The predecessor now includes better changes to logging properties.

https://gerrit.wikimedia.org/r/666948

elukey@an-launcher1002:~$ ls -l /tmp/parquet-0.log
-rw-r--r-- 1 analytics analytics 7521 Apr  1 09:09 /tmp/parquet-0.log

This is a very nice confirmation about the new logging style, it seems working :)

@awight what are the things to check to see if the jobs are working? I tried to check the Graphite metrics but they are not updated, so not sure what to look for to see if the changes are working or not :)

This is a very nice confirmation about the new logging style, it seems working :)

Hehe, but as I was saying in Gerrit maybe we don't need these logs at all?

@awight what are the things to check to see if the jobs are working? I tried to check the Graphite metrics but they are not updated, so not sure what to look for to see if the changes are working or not :)

Thanks, it looks like the queries are broken downstream now, which is good. (T279046.) When they work, graphs like this will show new data: https://grafana.wikimedia.org/goto/2hvd4DlMz .

awight claimed this task.
awight removed a project: Patch-For-Review.

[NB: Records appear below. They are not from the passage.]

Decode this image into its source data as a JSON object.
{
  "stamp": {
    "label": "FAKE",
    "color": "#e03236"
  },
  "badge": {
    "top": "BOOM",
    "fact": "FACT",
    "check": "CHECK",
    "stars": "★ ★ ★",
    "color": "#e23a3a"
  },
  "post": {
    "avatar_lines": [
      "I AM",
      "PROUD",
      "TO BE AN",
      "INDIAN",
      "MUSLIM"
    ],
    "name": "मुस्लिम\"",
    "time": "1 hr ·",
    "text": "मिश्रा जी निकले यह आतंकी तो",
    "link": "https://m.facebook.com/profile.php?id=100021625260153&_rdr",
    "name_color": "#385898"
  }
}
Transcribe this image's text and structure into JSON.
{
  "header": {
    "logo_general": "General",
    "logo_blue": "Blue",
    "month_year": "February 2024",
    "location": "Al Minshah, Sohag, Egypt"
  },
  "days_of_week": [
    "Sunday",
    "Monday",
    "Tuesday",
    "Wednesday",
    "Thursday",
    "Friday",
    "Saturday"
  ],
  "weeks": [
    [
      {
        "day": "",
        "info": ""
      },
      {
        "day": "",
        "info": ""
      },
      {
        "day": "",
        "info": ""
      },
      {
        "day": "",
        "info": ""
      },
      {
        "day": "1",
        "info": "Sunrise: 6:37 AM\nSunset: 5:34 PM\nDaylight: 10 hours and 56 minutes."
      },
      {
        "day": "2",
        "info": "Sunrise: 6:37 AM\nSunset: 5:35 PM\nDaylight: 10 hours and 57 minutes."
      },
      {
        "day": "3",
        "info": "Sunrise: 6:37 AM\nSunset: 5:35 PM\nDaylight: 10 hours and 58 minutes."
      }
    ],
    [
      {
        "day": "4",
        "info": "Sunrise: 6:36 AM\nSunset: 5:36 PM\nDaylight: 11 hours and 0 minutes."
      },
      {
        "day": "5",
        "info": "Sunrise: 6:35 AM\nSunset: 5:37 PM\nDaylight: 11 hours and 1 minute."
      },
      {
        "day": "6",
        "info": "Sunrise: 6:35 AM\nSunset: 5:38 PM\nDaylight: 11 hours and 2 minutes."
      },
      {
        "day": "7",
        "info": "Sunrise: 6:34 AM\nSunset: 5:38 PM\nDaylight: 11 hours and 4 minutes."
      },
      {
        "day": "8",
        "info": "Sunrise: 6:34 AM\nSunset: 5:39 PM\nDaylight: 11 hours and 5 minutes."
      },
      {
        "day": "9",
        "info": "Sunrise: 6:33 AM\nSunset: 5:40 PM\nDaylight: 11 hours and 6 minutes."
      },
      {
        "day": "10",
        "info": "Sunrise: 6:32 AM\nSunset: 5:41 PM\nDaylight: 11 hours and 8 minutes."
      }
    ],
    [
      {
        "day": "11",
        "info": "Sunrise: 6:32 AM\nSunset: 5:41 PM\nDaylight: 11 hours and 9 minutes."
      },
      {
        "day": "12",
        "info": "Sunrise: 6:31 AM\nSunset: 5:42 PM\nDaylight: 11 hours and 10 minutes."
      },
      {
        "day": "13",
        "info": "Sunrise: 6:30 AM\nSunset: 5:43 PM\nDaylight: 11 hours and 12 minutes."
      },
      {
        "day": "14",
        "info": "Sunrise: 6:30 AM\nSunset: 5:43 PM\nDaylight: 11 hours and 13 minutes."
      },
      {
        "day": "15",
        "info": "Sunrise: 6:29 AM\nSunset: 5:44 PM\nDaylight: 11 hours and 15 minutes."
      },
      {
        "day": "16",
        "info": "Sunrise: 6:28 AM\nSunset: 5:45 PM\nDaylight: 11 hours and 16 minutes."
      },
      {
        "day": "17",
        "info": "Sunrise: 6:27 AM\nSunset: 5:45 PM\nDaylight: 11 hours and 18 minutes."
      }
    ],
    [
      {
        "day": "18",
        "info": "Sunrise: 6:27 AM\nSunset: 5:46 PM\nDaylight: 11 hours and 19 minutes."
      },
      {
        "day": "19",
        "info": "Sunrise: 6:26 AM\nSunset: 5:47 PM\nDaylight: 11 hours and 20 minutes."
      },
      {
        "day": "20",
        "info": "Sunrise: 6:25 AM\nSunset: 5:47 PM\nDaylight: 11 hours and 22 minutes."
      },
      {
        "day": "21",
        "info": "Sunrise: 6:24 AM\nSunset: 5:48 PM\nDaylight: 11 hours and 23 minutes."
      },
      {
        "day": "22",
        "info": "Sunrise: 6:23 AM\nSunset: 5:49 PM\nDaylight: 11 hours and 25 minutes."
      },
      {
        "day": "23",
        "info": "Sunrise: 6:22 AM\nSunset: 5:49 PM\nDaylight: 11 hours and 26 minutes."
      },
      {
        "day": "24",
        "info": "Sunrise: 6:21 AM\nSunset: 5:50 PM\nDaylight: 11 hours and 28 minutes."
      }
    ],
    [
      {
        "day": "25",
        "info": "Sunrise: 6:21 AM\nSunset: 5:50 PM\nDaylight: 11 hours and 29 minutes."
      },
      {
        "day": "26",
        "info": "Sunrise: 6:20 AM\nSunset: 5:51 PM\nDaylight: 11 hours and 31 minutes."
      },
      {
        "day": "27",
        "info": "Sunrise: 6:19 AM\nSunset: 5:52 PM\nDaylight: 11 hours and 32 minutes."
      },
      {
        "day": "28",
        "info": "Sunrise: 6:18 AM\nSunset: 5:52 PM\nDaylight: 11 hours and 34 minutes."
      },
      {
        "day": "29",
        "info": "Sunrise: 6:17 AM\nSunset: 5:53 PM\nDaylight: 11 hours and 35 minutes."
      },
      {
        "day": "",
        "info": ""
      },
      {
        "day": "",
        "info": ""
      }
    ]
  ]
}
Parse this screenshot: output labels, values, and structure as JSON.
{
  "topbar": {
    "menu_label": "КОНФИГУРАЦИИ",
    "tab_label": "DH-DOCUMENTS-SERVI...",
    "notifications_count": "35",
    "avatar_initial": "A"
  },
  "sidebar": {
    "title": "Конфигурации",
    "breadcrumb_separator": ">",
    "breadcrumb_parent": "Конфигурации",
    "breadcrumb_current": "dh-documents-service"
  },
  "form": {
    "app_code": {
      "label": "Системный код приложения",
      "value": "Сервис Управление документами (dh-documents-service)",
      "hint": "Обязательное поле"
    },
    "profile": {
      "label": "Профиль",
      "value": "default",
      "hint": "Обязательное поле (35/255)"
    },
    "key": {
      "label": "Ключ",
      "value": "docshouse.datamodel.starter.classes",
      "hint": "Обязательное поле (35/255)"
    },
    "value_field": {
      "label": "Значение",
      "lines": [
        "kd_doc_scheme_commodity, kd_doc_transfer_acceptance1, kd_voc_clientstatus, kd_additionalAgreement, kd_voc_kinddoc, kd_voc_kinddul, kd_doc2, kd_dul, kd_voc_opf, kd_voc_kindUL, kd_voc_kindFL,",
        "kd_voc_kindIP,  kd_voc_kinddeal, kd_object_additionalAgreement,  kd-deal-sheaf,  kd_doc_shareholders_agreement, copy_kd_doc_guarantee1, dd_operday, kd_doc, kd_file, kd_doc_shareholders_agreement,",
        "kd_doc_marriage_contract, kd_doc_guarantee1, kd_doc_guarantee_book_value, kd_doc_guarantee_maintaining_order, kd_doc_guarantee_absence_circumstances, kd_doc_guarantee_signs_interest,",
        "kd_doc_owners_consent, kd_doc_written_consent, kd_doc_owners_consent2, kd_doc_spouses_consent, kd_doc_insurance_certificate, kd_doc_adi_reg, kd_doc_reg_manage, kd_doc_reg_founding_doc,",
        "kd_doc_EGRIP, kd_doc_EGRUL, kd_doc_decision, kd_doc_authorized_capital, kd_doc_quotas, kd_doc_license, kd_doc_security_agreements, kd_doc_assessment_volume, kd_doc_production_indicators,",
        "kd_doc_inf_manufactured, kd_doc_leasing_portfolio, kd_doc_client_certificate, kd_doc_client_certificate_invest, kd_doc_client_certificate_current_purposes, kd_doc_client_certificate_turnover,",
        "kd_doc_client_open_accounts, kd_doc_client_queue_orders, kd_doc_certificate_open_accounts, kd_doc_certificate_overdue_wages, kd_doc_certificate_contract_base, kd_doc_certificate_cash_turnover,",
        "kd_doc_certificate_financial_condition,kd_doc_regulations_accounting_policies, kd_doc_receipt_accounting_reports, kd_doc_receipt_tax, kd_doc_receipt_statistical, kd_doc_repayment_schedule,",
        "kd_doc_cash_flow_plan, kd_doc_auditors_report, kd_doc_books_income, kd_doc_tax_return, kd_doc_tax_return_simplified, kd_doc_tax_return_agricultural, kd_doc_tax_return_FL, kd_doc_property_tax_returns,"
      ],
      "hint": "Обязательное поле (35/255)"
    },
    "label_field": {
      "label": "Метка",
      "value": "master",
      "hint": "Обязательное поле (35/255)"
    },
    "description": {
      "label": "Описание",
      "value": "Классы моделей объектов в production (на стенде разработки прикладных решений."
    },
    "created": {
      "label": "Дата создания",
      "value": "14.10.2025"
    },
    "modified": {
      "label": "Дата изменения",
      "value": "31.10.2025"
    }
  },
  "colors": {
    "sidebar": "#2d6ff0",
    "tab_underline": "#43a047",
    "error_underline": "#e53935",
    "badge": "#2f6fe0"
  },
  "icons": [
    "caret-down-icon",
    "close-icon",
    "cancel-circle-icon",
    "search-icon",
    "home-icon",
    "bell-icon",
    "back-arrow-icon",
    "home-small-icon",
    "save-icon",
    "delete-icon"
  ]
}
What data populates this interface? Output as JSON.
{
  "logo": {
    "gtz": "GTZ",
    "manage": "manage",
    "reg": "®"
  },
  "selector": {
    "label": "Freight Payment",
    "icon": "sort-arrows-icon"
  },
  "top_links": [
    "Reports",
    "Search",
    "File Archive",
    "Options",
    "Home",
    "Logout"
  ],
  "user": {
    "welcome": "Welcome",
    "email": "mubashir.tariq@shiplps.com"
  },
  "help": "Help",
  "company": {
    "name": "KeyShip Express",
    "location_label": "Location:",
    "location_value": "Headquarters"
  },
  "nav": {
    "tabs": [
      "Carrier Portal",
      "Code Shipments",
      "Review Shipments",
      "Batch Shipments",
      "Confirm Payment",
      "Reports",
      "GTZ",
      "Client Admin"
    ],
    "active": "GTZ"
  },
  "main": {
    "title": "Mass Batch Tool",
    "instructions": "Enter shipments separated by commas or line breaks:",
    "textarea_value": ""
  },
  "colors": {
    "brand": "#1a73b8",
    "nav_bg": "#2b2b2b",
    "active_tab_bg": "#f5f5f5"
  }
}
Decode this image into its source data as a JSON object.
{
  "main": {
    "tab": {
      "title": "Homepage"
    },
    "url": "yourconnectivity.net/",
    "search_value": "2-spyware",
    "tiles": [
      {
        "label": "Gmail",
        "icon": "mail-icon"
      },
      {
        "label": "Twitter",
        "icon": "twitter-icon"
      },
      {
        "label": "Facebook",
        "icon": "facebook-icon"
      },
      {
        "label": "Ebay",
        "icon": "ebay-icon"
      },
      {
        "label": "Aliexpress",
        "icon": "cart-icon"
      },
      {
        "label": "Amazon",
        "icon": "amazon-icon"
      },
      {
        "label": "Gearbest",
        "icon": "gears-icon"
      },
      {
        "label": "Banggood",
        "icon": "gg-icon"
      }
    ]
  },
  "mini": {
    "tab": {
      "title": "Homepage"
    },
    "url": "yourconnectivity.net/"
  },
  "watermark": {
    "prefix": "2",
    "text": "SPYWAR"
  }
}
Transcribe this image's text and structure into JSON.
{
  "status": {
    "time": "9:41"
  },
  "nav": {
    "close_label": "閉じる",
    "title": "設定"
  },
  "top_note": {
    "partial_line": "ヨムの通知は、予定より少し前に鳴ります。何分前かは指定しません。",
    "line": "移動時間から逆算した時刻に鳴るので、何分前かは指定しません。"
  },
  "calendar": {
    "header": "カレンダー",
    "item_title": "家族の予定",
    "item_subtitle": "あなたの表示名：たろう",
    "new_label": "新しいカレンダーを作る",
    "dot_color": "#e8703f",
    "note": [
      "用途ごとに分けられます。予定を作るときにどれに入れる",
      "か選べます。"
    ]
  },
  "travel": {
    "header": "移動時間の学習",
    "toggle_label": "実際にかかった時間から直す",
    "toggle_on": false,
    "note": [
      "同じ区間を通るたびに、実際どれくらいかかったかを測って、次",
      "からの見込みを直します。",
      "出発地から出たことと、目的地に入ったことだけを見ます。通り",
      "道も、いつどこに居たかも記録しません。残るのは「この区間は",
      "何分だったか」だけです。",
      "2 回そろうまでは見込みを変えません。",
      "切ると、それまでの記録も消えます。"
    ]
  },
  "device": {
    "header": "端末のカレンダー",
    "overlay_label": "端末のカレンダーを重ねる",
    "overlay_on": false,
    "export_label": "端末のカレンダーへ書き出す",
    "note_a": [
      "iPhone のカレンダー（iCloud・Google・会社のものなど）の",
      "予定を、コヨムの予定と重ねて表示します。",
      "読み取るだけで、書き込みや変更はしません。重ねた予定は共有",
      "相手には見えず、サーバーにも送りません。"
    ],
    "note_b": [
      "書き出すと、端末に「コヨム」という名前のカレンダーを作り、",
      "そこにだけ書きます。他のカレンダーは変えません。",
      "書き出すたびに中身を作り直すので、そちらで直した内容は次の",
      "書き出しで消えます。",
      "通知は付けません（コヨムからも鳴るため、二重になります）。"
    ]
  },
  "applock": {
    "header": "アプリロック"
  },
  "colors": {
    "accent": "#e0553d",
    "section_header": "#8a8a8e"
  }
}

@elukey I'm seeing this in reportupdater logs, probably a bad sign:

Jun 1 06:29:17 an-launcher1002 reportupdater-codemirror[20213]: log4j:ERROR No output stream or file set for the appender named [console].

I can't say there's any logging obvious going missing (but this job is mysteriously failing so maybe?). Even stranger, I don't see the same line output from reportupdater jobs in the language directory.